In the arms of the angel fly away from here/ From this dark cold hotel room and the endlessness that you fear
"Only connect", è il celebre motto riportato da Edward Morgan Forster in apertura del suo capolavoro Casa Howard. Basta connettersi gli uni agli altri: una connessione che può essere espressa mediante il concetto di empatia, ma anche attraverso declinazioni più complesse e sfumate. Ed è una forma di connessione che sfugge alla razionalità umana, ma dimostra una forza innegabile, quella che si instaura fra la protagonista eponima di The OA e cinque individui molto diversi l'uno dall'altro.

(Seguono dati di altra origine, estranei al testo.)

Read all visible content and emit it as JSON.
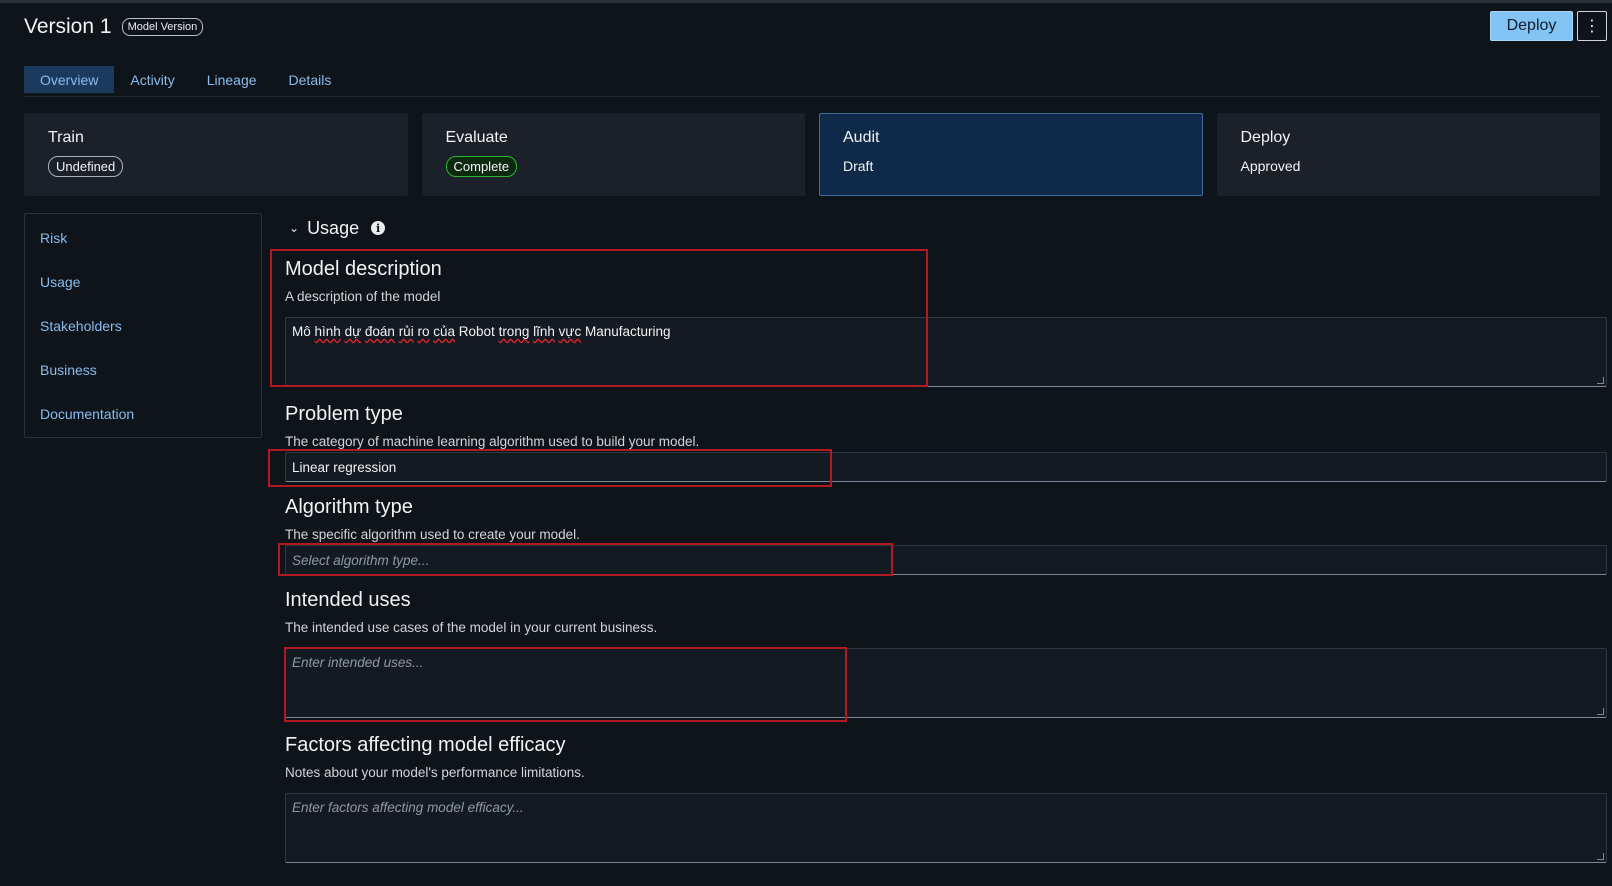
{
  "header": {
    "title": "Version 1",
    "badge": "Model Version",
    "deploy_label": "Deploy",
    "more_label": "⋮"
  },
  "tabs": [
    {
      "label": "Overview",
      "active": true
    },
    {
      "label": "Activity",
      "active": false
    },
    {
      "label": "Lineage",
      "active": false
    },
    {
      "label": "Details",
      "active": false
    }
  ],
  "stages": [
    {
      "name": "Train",
      "status": "Undefined",
      "kind": "badge-undefined"
    },
    {
      "name": "Evaluate",
      "status": "Complete",
      "kind": "badge-complete"
    },
    {
      "name": "Audit",
      "status": "Draft",
      "kind": "text",
      "selected": true
    },
    {
      "name": "Deploy",
      "status": "Approved",
      "kind": "text"
    }
  ],
  "sidenav": {
    "items": [
      "Risk",
      "Usage",
      "Stakeholders",
      "Business",
      "Documentation"
    ]
  },
  "section": {
    "title": "Usage",
    "info_icon": "i"
  },
  "fields": {
    "model_description": {
      "label": "Model description",
      "desc": "A description of the model",
      "value_parts": [
        "Mô ",
        "hình",
        " ",
        "dự",
        " ",
        "đoán",
        " ",
        "rủi",
        " ",
        "ro",
        " ",
        "của",
        " Robot ",
        "trong",
        " ",
        "lĩnh",
        " ",
        "vực",
        " Manufacturing"
      ]
    },
    "problem_type": {
      "label": "Problem type",
      "desc": "The category of machine learning algorithm used to build your model.",
      "value": "Linear regression"
    },
    "algorithm_type": {
      "label": "Algorithm type",
      "desc": "The specific algorithm used to create your model.",
      "placeholder": "Select algorithm type..."
    },
    "intended_uses": {
      "label": "Intended uses",
      "desc": "The intended use cases of the model in your current business.",
      "placeholder": "Enter intended uses..."
    },
    "factors": {
      "label": "Factors affecting model efficacy",
      "desc": "Notes about your model's performance limitations.",
      "placeholder": "Enter factors affecting model efficacy..."
    }
  },
  "colors": {
    "accent": "#89bdee",
    "deploy_button": "#82c4f3",
    "highlight": "#b11a22",
    "complete": "#2bb534"
  }
}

Il rapporto fra Prairie Johnson, la quale si fa chiamare appunto OA (il significato dell'acronimo lo scopriremo solo in seguito), quattro studenti del liceo locale e una professoressa costituisce il fulcro narrativo della nuova serie diffusa da Netflix lo scorso 16 dicembre: quasi senza preavviso, con pochissime informazioni a disposizione e un'aura di mistero che, in pochi giorni e grazie all'effetto del passaparola soprattutto tramite i social newtork, ha trasformato un prodotto pressoché sconosciuto nell'ultimissimo must watch in grado di suscitare accesi dibattiti e di polarizzare le opinioni. Una strategia rischiosa, ma probabilmente assai azzeccata per lanciare una serie non solo di ardua catalogazione, ma che sulla propria natura 'misteriosa' fa leva al massimo grado per offrire al pubblico una fruizione decisamente sorprendente. A visione ultimata, dunque, proviamo a fare chiarezza su quanto ci è stato raccontato in The OA (da qui in poi, dunque, preparatevi a qualche spoiler) e sul perché la nuova serie Netflix sia riuscita ad irretirci in misura così ampia.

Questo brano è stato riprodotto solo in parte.